Conversions of localized excess electrons and spin states under external electric field: Inter-cage electron-transfer isomer (C20F20)3&K2

By doping two potassium atoms among three C20F20 cages, peanut-shaped single molecular solvated dielectron (C20F20)(3)&K-2 was presented theoretically. The triplet structure with two separated excess electrons respectively inside left and middle cages (isomers I or II) are thermodynamically more stable than both open-shell (OS) and close-shell (CS) singlet ones with lone pair of excess electrons inside middle cage. Applying an oriented external electric field (x10(-4) au) of -20 or a larger one and then releasing it, left-to-right transfer occurs for both triplet excess electrons and a new kind of inter-cage electron-transfer isomers (III or IV) forms.

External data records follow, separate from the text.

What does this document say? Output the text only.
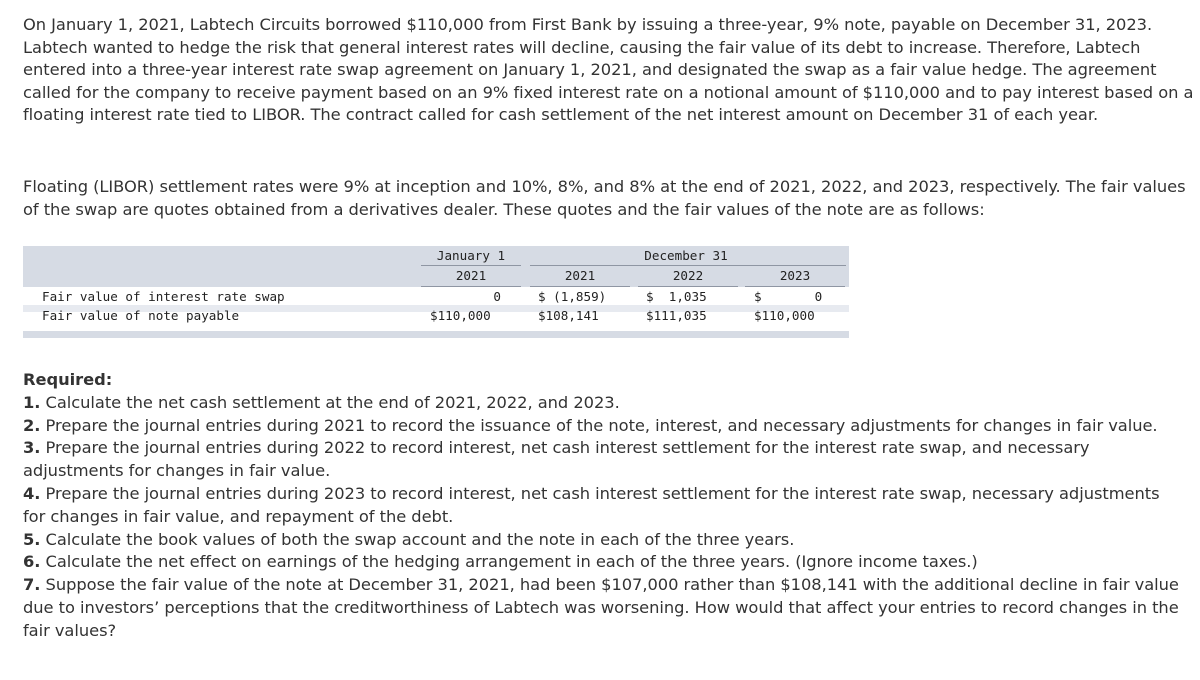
On January 1, 2021, Labtech Circuits borrowed $110,000 from First Bank by issuing a three-year, 9% note, payable on December 31, 2023. Labtech wanted to hedge the risk that general interest rates will decline, causing the fair value of its debt to increase. Therefore, Labtech entered into a three-year interest rate swap agreement on January 1, 2021, and designated the swap as a fair value hedge. The agreement called for the company to receive payment based on an 9% fixed interest rate on a notional amount of $110,000 and to pay interest based on a floating interest rate tied to LIBOR. The contract called for cash settlement of the net interest amount on December 31 of each year.

Floating (LIBOR) settlement rates were 9% at inception and 10%, 8%, and 8% at the end of 2021, 2022, and 2023, respectively. The fair values of the swap are quotes obtained from a derivatives dealer. These quotes and the fair values of the note are as follows:

January 1	December 31
2021	2021	2022	2023
Fair value of interest rate swap	0	$ (1,859)	$  1,035	$       0
Fair value of note payable	$110,000	$108,141	$111,035	$110,000
Required:

1. Calculate the net cash settlement at the end of 2021, 2022, and 2023.

2. Prepare the journal entries during 2021 to record the issuance of the note, interest, and necessary adjustments for changes in fair value.

3. Prepare the journal entries during 2022 to record interest, net cash interest settlement for the interest rate swap, and necessary adjustments for changes in fair value.

4. Prepare the journal entries during 2023 to record interest, net cash interest settlement for the interest rate swap, necessary adjustments for changes in fair value, and repayment of the debt.

5. Calculate the book values of both the swap account and the note in each of the three years.

6. Calculate the net effect on earnings of the hedging arrangement in each of the three years. (Ignore income taxes.)

7. Suppose the fair value of the note at December 31, 2021, had been $107,000 rather than $108,141 with the additional decline in fair value due to investors’ perceptions that the creditworthiness of Labtech was worsening. How would that affect your entries to record changes in the fair values?
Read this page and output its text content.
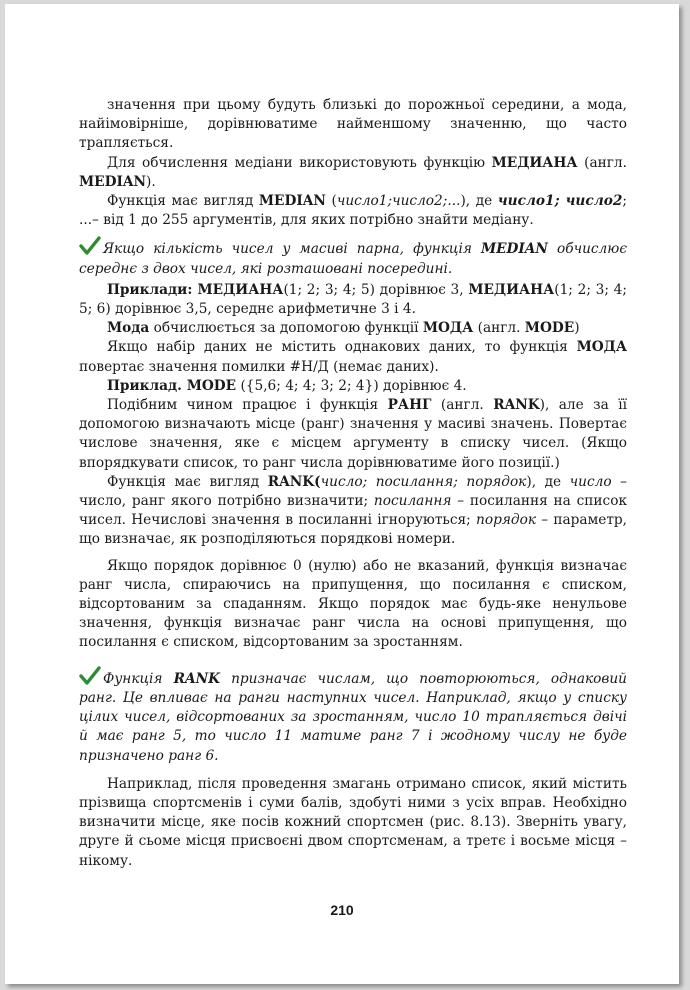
значення при цьому будуть близькі до порожньої середини, а мода, найімовірніше, дорівнюватиме найменшому значенню, що часто трапляється.

Для обчислення медіани використовують функцію МЕДИАНА (англ. MEDIAN).

Функція має вигляд MEDIAN (число1;число2;...), де число1; число2; ...– від 1 до 255 аргументів, для яких потрібно знайти медіану.

Якщо кількість чисел у масиві парна, функція MEDIAN обчислює середнє з двох чисел, які розташовані посередині.

Приклади: МЕДИАНА(1; 2; 3; 4; 5) дорівнює 3, МЕДИАНА(1; 2; 3; 4; 5; 6) дорівнює 3,5, середнє арифметичне 3 і 4.

Мода обчислюється за допомогою функції МОДА (англ. MODE)

Якщо набір даних не містить однакових даних, то функція МОДА повертає значення помилки #Н/Д (немає даних).

Приклад. MODE ({5,6; 4; 4; 3; 2; 4}) дорівнює 4.

Подібним чином працює і функція РАНГ (англ. RANK), але за її допомогою визначають місце (ранг) значення у масиві значень. Повертає числове значення, яке є місцем аргументу в списку чисел. (Якщо впорядкувати список, то ранг числа дорівнюватиме його позиції.)

Функція має вигляд RANK(число; посилання; порядок), де число – число, ранг якого потрібно визначити; посилання – посилання на список чисел. Нечислові значення в посиланні ігноруються; порядок – параметр, що визначає, як розподіляються порядкові номери.

Якщо порядок дорівнює 0 (нулю) або не вказаний, функція визначає ранг числа, спираючись на припущення, що посилання є списком, відсортованим за спаданням. Якщо порядок має будь-яке ненульове значення, функція визначає ранг числа на основі припущення, що посилання є списком, відсортованим за зростанням.

Функція RANK призначає числам, що повторюються, однаковий ранг. Це впливає на ранги наступних чисел. Наприклад, якщо у списку цілих чисел, відсортованих за зростанням, число 10 трапляється двічі й має ранг 5, то число 11 матиме ранг 7 і жодному числу не буде призначено ранг 6.

Наприклад, після проведення змагань отримано список, який містить прізвища спортсменів і суми балів, здобуті ними з усіх вправ. Необхідно визначити місце, яке посів кожний спортсмен (рис. 8.13). Зверніть увагу, друге й сьоме місця присвоєні двом спортсменам, а третє і восьме місця – нікому.

210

Triplet structures (I-IV) with three redox sites may be new members of mixed-valent compounds, namely, Robin-Day Class II. For electrified I of (C20F20)(3)&K-2, the OS singlet state in small-ranges of field strengths (-30 to -5 and 5-30), triplet one in mid-ranges of field strengths (-120 to -30 and 30-111), and CS singlet one in large-ranges of field strengths (>= 111 and <=-120) are, respectively, ground states.

Automated summary

The article discusses the structure and stability of peanut-shaped single molecular solvated dielectron formed by doping two potassium atoms into C20F20 cages, as well as the possibility of electron transfer under an external electric field. The results suggest that this structure may belong to the category of mixed-valent compounds.